I couldn't sleep tonight. And it looks like you are getting to bed late again too. I turned on my computer to see if you have blogged yet and I read this hot off the presses of your heart. Every time I read another entry I just sit and feel it deep inside.

I am so honored to have a front row seat to your life story. I hear that you are gently broken and holding fast to trust even when so much of life is unknown. I unite my faith with yours as I know that God is not bound by science as we experience it. How obvious it is that He chose you and Brad to steward the life of my precious niece. In your words and your perspective I hear His heart.

Amber, Brad and Audrey you are my heroes.

With love from your biggest fan,
Aunt Paula

Anonymous said...

Dear Amber:
I know I have not known you at all, only met you once at Christmas. I want you to know that my heart, thoughts, and prayers go out to you, Brad, and of course sweet Audrey. As a mother myself, I know how deep that love is for your child. I know that you would give anything to protect your child and keep them safe. You are by far one of the strongest women I know. To have endured so much from the get go, is beyond my capable thoughts. I admire how you have seemed to stay so focused and optimistic about everything. Just know that we are praying for your family and know that everything will work out like it is supposed to in God's eyes.

Dear Brad:
Well cousin, with me being a bit older than you, we have by no means been close. I still want you to know that I have th upmost admiration for you, both as a husband and as a father. I know you love that baby more than anything else in this world (no offense Amber). I can see it in your eyes. I can also tell that she has you wrapped around her little finger! Even though I only know what is written in the blog, I want you to know that you have done an excellent job holding everyone together (so it seems). You really are a hero. Know that we love you and have you in our prayers and prayer circles EVERYWHERE. Maybe we can visit when you get home and settled. Love you guys.

Blaire, Ryan, & Owen Wade

Anonymous said...

Dear Amber,

Thank you for sharing Audrey's story. I remember you as Melissa's cute and fun friend when you were teenagers.
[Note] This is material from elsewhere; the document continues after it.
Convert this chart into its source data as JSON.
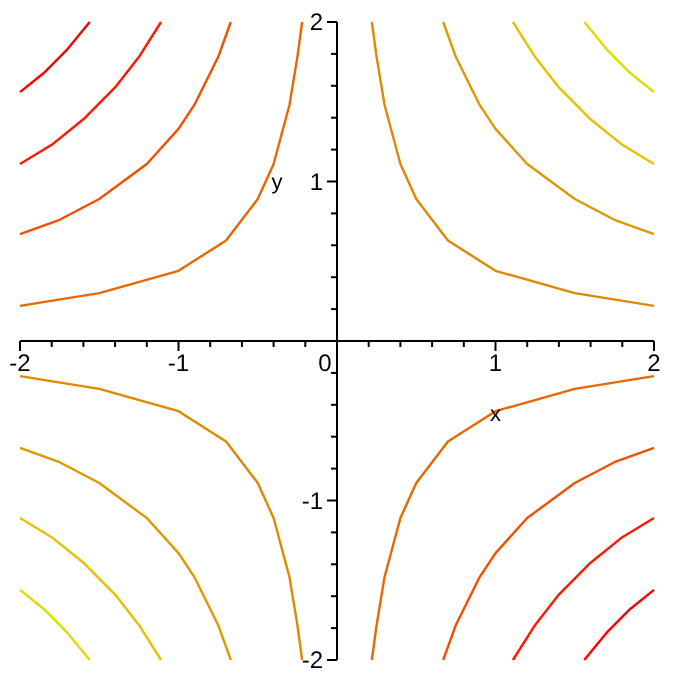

I am in awe of the loving, faithful and mature young woman and mother you have become. I know that you and Brad will have a wonderful life with your little girl. She couldn't have picked better parents!

Blessings to all of you,

Laura Fallon

Anonymous said...

Dear Amber,

I have never met you,but know of you through my dear friend, Paula.
I have been praying for Audrey,you and Paul since I've heard of the troubles you have been facing since little Audrey's birth. As I read your blog this day, I am deeply moved by your words and by your hope, faith and love.
. Your thoughts of your precious daugter's future and life ahead are so real and so honest,and reflective of questions most of us would ponder if we faced with the same situation.
Like Paula's beautiful words to you, I too can hear in your heart, the heart of God. God is so speaking to you, to Audrey and to the situation you are all facing.
And like Paula, I too consider you all heroes of faith.
I am believing with you all the desires of your heart expressed in your blog on July 28th.
Audrey is truly a little princess to me and many who are walking beside you through all of this(and especially to God, our Father).